If, to form a relationship with a play, you demand to be wooed with perfect red roses, entertained by fireworks, and seduced by the image of a perfect life, then The Leningrad Siege is not for you. Jose Sanchis Sinisterra’s creation, making its English-language debut at Wilton’s Music Hall, instead sidles up to you, laughs crazily, wobbles, then drifts around in a haze, penetrating yet indeterminate, like an old lady’s lavender water.
Yet if you relax, hold out your hand, and allow yourself to be led into this story of two old ladies living out a confused, often fantastical, “reality” in an old theatre that’s falling apart around them – you’ll find you’re exploring the whole of 20th-century European history from an intelligent, if oddly tilted, perspective.
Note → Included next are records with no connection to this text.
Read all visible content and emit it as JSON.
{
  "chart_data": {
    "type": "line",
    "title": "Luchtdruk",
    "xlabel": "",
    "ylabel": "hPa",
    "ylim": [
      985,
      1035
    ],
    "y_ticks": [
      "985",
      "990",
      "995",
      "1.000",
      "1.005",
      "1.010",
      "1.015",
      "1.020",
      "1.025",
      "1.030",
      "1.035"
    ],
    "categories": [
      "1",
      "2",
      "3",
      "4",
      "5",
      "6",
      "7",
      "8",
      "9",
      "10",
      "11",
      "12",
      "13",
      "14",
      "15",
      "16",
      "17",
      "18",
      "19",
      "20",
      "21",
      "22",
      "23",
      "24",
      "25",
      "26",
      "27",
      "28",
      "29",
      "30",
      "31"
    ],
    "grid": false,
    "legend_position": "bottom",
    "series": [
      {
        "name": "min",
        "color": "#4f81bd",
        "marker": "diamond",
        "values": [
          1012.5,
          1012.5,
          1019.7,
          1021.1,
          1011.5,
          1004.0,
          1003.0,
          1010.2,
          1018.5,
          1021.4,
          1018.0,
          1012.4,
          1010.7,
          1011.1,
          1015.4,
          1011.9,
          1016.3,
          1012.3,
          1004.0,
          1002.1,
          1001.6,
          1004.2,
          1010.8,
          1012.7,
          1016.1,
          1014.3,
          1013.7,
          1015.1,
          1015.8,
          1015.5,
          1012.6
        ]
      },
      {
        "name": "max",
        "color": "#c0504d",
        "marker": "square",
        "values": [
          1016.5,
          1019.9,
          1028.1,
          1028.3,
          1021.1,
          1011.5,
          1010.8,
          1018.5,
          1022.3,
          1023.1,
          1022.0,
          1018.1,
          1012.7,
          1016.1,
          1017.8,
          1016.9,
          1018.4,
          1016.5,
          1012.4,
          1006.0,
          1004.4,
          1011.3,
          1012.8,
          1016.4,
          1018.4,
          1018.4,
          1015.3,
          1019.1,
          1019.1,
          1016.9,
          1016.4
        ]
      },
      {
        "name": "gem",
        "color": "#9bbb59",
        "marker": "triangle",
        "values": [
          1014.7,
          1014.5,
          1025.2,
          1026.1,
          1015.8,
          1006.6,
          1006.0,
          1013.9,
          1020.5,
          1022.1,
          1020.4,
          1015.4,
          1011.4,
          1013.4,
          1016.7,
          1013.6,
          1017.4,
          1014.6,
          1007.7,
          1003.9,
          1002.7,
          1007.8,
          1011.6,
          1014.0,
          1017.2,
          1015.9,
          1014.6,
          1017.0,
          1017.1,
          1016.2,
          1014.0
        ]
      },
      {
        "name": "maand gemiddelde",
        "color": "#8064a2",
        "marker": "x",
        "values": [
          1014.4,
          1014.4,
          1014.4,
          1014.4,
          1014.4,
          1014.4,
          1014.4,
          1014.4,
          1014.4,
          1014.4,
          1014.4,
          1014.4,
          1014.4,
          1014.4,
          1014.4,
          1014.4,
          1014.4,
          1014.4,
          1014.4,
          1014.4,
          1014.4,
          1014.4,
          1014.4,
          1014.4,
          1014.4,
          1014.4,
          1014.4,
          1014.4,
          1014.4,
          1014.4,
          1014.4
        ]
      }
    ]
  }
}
On one level this is a familiar tale. Natalia (Dierdra Morris) was the ditzy blonde star actress, the mistress of the Great Nestor, the theatre’s director, who died — centre-stage, as he’d lived — in a mysterious fall. (Or at least the women think it was mysterious; they wonder if it was murder.) Priscilla (Rosemary McHale) was the faithful but frustrated wife of the firebrand, who though he was aging had continued to proclaim, with all of the familiar formulae, the cause of the Revolution.
After his death, all the two women had was each other, and the theatre that had been the life’s work of the man they’d shared. So, squabbling furiously and comically, they’ve spent two decades trying to hold out, alone, against the march of “progress,” against the challenges of capitalism, against the enveloping arm of European art-ocrats, against decay from within.
They cling to the belief that the solution — if not to the future of the theatre then at least to the “mystery” of Nestor’s death — will emerge if they can only find the script of The Leningrad Siege, the work that was in rehearsal when he died, amidst the dusty, disordered papers of the revolutionary company’s past.
As a setting, Wilton’s, dusty, fragile and magnificent in its crumbling grandeur, is simply perfect. It is — it doesn’t just become — the Phantom Theatre that they are fighting so hard and hopelessly to protect. Within it, McHale and Morris are two experienced, classy actors, playing two roles that well might tempt senior women of the stage to a bit of murder behind the curtain to obtain.
Beyond the core story, there’s a whole other level of politics, of history, here, that they, and the play and the patina of the Wilton bring out. The two women remain, mostly, faithful to the cause, to the Revolution, to the language and institutions of the early 20th-century Marxist revolutionary. Yet capitalism, in all its myriad of seductive, dangerous ways, threatens not just the theatre, but their determined ideological purity.
We know in one way, how it will all turn out – “the menopause is irreversible, just like history,” Priscilla proclaims — yet do we? Can hope, and expectation, write another ending? Can you grow young, instead of growing old? Can the Revolution?